Shellcode is a sequence of bytes that represent assembly instructions. Please note that they are not assembly instructions but just another way to represent them. For example, x90 is a hexadecimal way of representing instruction ‘nop.’ Now shellcode and malware have a long history together, and historically shellcodes are used to spawn a shell on the infected system. However, over a period of time, capabilities of shell code have increased drastically, and malware authors have found new ways to de-obfuscate the code while increasing the impact by including shellcode. A basic example of a shellcode is like below which targeted a popular IRC client. The shellcode below is a hexadecimal representation of assembly instructions. More details for this exploit can be found here.
Because shellcode has a very small area in memory to be fit in and work from there, very often its main purpose is just to download the additional component of malware which will then work in a full fletched manner. Thus, shellcode often helps in dropping or downloading the next malicious component in the infection chain. Also, shellcode needs to obtain information about its environment like which windows API call it can make.
Fortunately, we do not need to pick up Intel or any other architecture manual and map each value with its corresponding instruction since we have the debuggers and dissemblers which know how to interpret these opcodes. For example, below is an example of viewing the above shellcode in radare2:
As stated above, shellcode has a very buffer to live in, and further, it needs to know about its environment that will include the addresses of local data and variables so that shellcode can use them. However, how can attacker know where the shellcode resides in target process memory?

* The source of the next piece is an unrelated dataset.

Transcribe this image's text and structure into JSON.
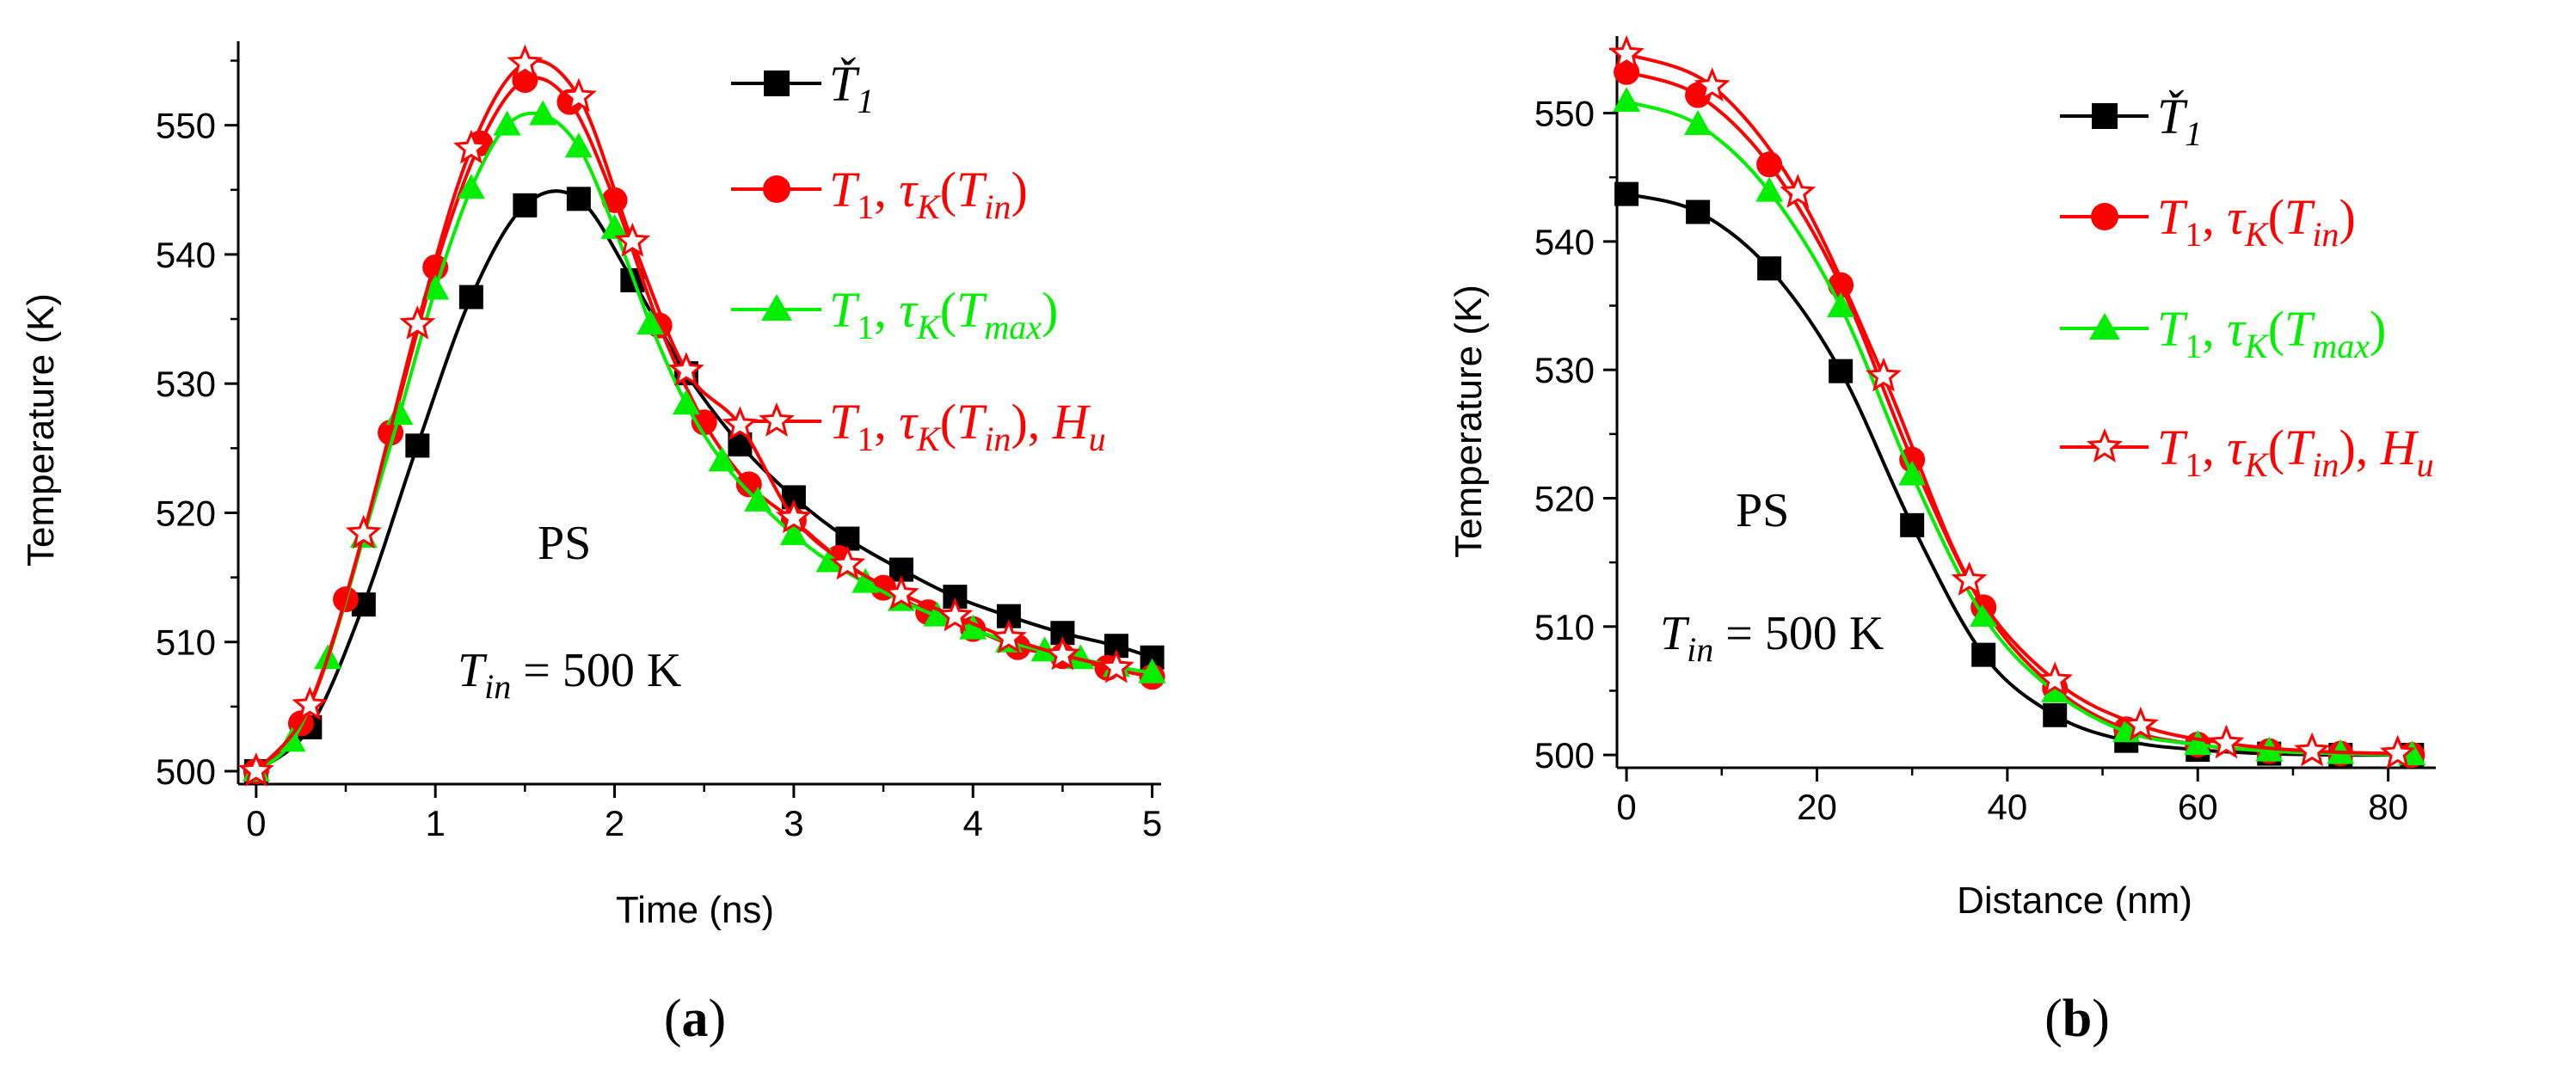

Shellcode can determine the address where it resides by looking at the EIP register because EIP (Instruction Pointer) stores the address of next instruction to be executed. However, next question how will shellcode use this register value because it cannot be accessed directly? Shellcode developers can use a technique like:
E8 00000000 CALL 58 POP EAX
What these set of instructions are doing is using a CALL instruction to zero bytes away. What will that do? Well as soon as CALL instruction is executed, It saves the EIP on the top of the stack. Now the POP will retrieve from the top of the stack (which in this case is EIP) and put it into EAX.
This pattern of CALL immediately followed by a POP can be easily spotted by the antimalware solution, so normally shellcode developers tweak the above logic by incorporating more instructions. For example, look at below instruction sets:
00000017 EB 03 JMP SHORT 0000001C
00000019 5E POP ESI
0000001A EB 05 JMP SHORT 00000021
0000001C E8 CALL 00000019
00000021 ADD ESI,3
The first instruction is JMP SHORT instruction with opcode EB and is followed by an argument to show the relative bytes offset with which EIP needs to be increased. What you think the next instruction will be? Will it be the one at 0000001A? No, it will be the instruction at 0000001C because EIP already has 00000019 in it and adding 3 bytes will take it to 0000001C. Now the instruction at 0000001C is making a call to 00000019, but before that, it will save the EIP onto the top of the stack. Instruction at 00000019 will POP the top of the stack (which is EIP) into the ESI register. Next instruction at 0000001A executes and takes us to 00000021 where the shellcode will continue executing.
There are some other scenarios as well in which first-stage shellcode tries to look for second stage shellcode. This technique is called egg-hunting. This is useful for the attackers when the buffer space to put the shellcode is very small and can only be used to point to second stage shellcode which can be placed in large buffers.
Now during execution, shellcode looks for certain windows APIs to perform its functions, but it’s not necessary that those libraries will be loaded in the memory but what is good for shellcode is that a common DLL known as kernel32.dl is usually loaded into the systems and it can use LoadLibraryA to load the libraries and GetProcAddress to find the address of the exported function. However, you must be thinking now that how does the shellcode find kernel32.dll in the first place. Well, the answer lies in a structure called as Process Environment Block(PEB) which holds details of the process including information about loaded DLLs. However, now again how to find PEB? I am hoping you are not confused in how we are moving backward to find the kernel32.dll. So, there is a register FS which points to Thread Information Block. There is a pointer in TIB to PEB at offset 0x30. This is the address we were looking for. Now to load PEB all we have to do is to push FS:[0x30h] into a register. After the push EAX will hold the PEB which then can be parsed to find the kernel32.dll. Instruction can be simple as:
MOV EAX,DWORD PTR FS:[30h]
Once the Kernel32.dll is found, shellcode will use GetProcAddress to find the address of an API function it needs. There is another way to calling the APIs without calling GetProcAddress i.e. through parsing of DLL’s export directory table and comparing the ASCII names of the functions it needs to resolve (usually hash is compared to save buffer space even more )
So, these all are ShellCode basics that one should be aware of how it operates and various patterns it follows to find itself in memory, etc.